Posted on July 26, 2009


People are hard to understand – that's well established. But why is this so? After all we are social animals, surely being able to understand each other is rather important. I believe a lot of confusion arises from centuries of flawed "folk psychology" – the way everyday people analyses each other. I believe the common understanding of personality is flawed. We tend to imagine people as a single entity: one body, one mind, with a set of properties, traits, and behaviors that add up to a person's personality.

People are like irregularly cut gems. Imagine that instead of the formal symmetry of a cut and polished ruby or diamond we have one where the geometry is chaotic, plane faces oriented and interlocking in complex non-symmetrical ways. Under any one angle some sort of structure may emerge – the faces seeming to follow a pattern, or at least there is one established order. In fact, just like any collection of shapes, stare at it long enough and it will seem as if there is some kind of ordered arrangement – the mind does not easily accept total chaos.
But rotate it but a few degrees and its appearance changes completely. The same facettes, combined with new ones, form new structure very different from the first, maybe even seeming incompatible. This is how people are. Rather than having personalities as a of single integrated entity, people posses countless traits, behaviors, beliefs, reactions, and so on. Another person will only every see a limited subset of these which normally settle into the appearence of what is called personality.

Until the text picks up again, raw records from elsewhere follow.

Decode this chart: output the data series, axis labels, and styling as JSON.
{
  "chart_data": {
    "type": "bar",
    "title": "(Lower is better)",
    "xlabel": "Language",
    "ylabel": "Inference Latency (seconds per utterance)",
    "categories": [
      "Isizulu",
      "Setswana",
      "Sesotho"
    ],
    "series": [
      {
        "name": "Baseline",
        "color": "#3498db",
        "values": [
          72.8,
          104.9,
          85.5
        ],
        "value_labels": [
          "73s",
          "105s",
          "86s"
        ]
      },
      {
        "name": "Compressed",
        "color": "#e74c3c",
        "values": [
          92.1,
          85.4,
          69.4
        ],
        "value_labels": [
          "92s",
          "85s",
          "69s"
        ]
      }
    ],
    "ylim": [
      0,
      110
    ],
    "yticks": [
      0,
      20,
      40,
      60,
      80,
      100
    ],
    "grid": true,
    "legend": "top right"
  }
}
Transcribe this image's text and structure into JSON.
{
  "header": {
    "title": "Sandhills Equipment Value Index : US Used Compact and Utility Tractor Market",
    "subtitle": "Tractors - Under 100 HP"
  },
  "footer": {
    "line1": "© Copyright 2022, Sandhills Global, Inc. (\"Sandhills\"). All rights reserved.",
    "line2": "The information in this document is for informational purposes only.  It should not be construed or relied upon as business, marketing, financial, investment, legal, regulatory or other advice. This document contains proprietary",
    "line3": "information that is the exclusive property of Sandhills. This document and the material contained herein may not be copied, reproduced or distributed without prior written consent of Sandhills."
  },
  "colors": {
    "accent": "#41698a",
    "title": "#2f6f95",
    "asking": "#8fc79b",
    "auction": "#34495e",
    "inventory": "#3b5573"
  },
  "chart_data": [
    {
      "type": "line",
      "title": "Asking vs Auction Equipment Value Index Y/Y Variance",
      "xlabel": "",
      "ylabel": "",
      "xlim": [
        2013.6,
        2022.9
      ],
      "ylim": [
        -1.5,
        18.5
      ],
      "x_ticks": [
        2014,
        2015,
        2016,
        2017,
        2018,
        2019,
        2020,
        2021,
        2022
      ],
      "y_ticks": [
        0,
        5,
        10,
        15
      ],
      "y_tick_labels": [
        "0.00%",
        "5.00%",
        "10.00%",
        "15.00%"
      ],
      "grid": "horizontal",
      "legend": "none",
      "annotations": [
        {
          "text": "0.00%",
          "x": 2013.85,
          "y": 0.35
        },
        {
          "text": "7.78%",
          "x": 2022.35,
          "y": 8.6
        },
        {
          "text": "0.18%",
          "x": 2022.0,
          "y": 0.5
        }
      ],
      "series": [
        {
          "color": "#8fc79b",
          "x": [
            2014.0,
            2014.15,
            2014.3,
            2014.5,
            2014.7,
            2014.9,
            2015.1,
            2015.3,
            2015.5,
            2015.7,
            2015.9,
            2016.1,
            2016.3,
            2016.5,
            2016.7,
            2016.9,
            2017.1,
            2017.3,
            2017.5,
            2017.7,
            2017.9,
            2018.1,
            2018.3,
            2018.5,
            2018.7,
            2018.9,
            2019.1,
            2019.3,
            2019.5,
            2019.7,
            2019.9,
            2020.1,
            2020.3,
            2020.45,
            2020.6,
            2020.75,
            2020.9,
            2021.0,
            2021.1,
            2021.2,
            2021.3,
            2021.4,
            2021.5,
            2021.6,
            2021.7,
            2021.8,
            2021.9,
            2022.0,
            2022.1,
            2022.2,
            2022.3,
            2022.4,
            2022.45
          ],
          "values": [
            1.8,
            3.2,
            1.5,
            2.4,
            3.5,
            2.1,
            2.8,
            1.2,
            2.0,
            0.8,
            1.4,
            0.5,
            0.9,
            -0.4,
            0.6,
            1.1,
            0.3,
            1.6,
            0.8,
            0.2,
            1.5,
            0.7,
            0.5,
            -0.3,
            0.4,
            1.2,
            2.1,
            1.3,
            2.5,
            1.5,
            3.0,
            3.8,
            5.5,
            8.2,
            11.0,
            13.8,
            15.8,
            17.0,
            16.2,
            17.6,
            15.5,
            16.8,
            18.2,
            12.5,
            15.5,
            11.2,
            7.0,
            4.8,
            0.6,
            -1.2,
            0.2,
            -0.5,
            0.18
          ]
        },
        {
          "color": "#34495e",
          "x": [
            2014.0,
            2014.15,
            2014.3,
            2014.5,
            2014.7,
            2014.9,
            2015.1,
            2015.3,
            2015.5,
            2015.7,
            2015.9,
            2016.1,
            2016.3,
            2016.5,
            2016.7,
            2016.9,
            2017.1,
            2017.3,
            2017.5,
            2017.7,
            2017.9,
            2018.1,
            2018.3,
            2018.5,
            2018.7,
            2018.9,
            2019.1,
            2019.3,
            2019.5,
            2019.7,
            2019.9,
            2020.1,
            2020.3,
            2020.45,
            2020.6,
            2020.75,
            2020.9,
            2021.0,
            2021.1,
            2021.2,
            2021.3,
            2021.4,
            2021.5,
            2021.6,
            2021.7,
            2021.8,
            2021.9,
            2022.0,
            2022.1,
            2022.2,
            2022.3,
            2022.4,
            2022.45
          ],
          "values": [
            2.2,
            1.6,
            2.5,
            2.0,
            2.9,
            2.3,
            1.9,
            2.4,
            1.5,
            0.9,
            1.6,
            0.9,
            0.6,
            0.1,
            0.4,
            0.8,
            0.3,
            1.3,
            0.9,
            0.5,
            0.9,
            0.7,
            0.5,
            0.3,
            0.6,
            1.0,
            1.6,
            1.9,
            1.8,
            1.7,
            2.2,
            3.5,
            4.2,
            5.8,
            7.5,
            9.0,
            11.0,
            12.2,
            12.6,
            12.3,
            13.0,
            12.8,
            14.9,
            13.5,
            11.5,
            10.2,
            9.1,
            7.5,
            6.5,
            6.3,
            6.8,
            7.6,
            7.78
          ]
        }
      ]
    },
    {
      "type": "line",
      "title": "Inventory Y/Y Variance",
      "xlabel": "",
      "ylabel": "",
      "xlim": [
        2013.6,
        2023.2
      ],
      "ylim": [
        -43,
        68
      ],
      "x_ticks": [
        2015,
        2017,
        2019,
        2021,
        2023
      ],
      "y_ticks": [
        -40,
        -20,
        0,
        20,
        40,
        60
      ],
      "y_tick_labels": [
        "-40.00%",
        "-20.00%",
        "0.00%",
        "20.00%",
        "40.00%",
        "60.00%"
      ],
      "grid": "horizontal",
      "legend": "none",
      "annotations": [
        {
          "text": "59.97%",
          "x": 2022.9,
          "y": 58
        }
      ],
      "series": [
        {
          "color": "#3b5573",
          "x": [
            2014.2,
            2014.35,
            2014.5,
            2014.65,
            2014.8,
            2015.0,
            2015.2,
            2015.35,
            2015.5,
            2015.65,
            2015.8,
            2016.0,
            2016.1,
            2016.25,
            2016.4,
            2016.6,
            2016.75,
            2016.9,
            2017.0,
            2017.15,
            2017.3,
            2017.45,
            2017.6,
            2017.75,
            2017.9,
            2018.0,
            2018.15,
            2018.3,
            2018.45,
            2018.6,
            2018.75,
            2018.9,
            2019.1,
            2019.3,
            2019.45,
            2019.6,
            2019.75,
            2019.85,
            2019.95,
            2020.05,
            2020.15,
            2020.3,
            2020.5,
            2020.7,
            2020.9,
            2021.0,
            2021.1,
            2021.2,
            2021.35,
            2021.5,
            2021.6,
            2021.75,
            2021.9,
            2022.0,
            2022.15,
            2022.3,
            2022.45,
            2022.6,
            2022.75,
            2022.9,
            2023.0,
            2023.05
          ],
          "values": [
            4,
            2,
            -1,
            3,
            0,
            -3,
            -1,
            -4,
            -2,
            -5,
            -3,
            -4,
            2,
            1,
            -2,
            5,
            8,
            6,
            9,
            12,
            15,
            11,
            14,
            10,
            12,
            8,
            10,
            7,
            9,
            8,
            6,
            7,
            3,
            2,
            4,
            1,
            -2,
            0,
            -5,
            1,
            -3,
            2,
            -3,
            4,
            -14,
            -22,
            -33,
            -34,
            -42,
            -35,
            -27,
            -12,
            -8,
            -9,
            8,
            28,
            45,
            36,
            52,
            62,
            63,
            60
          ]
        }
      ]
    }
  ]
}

However this personality is only subjective. If we, figuratively speaking, turn the person around a new personality emerges – one we do not know and may even be shocked by. And yet this may be the "personailty" familar to someone else. And, like the gem, these apparently disparate people are part of the same structure – geometrically coherant and part of the same rock. Also, despite these apparently contradictory "personalities" the person is not mad or even "acting out of character" – it is our conception of character itself that is flawed due to our necessarily limited perception of others.

The total nature and multidudinous aspect of a human being may not be known to anyone – even the person themselves as many of these facettes may only be known through specific situations which may not arise in that person's lifetime. In a sense everyone is suffering from multiple personality disorder – but rather than attempt to reduce ourselves to a single simplified entity, we should accept and embrace this inner diversity, allowing ourselves to flow smoothly between our multifacetted selves rather than experiance these changes as an awkward clash.